I don't plan to keep this shock as it's heavy and not all that impressive overall but for the short term this and some mechanical preload and 15psi in the forks have firmed things up to the point that I wouldn't feel too bad riding around a few corners. Plus it doesn't look lowered anymore.

I didn't realize that the OE tach is electronic until I pulled the gauges off. It's light too (thanks for the heads-up TJ) so I may keep it and run a small digital speedo instead of a complete swap to an Acewell or Vapor. Maybe....

I attempted to put some dragbars on but ran into switchgear clearance issues with the tank so for the time being it's got superbike bars. They're ok but with the peg location the grips really need to be down a minimum 2" from where they are now. To do so will require some tank rework. Luckily these bikes are kind of unloved(foolish mortals) and a 'local' wrecker has three of these tanks in nice shape for cheap so I'll grab one to hack up for the front end/clip-on setup. I may try some Norman Hyde M-bars though too.
 
That's one cool pile of parts Lee !!!!

Re: clip-ons - the forward mount Tarozzi's I have fit a treat and miss the tank even with the extra material [ about 2" ] I have overlaid to the stock tank to get the shape / proportions I wanted. My plan was also to let some bar indents in, but they are not neccessary. I'm now debating if the feature would improve the looks of the tank !

I couldn't believe how light the instruments were after removing all the clagg around them.

I'm going to take some measurements for the BMW K100 forks to see if it's a viable swap. I have the complete set off my K100 when I swap the new K1100 units into that project.

Keep the pix a coming - all this is great inspiration.
 
Well.....I hadn't taken forward offset into account so it may work out.

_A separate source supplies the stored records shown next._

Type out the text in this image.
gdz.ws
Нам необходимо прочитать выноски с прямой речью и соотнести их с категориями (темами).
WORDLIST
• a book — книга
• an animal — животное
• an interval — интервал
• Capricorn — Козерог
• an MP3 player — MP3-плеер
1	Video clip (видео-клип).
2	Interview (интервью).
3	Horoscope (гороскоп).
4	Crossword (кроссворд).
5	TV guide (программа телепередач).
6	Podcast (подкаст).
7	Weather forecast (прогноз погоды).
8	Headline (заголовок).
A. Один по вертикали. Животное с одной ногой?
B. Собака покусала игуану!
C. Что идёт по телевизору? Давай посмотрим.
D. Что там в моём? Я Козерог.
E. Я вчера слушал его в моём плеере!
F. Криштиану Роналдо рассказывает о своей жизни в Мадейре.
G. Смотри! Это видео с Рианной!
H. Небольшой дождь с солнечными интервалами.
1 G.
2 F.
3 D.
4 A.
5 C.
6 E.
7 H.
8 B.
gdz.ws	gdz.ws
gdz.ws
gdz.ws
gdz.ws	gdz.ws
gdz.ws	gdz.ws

I found the veritable fly in the ointment.......
The neutral and hi beam dash lights stay faintly lit and after lifting the tank off I found several cobby jumpers around plug and splices all over. So.......I pulled a few connectors apart and the corrosion is epic. On top of that a couple connectors are crumbling. Yay..

So now I need to rewire. I haven't done a.scratch rewire in several years...like ten.
I been looking at the 'Painless Wiring' 7 circuit sealed auxiliary rig. Anyone have any good alternatives?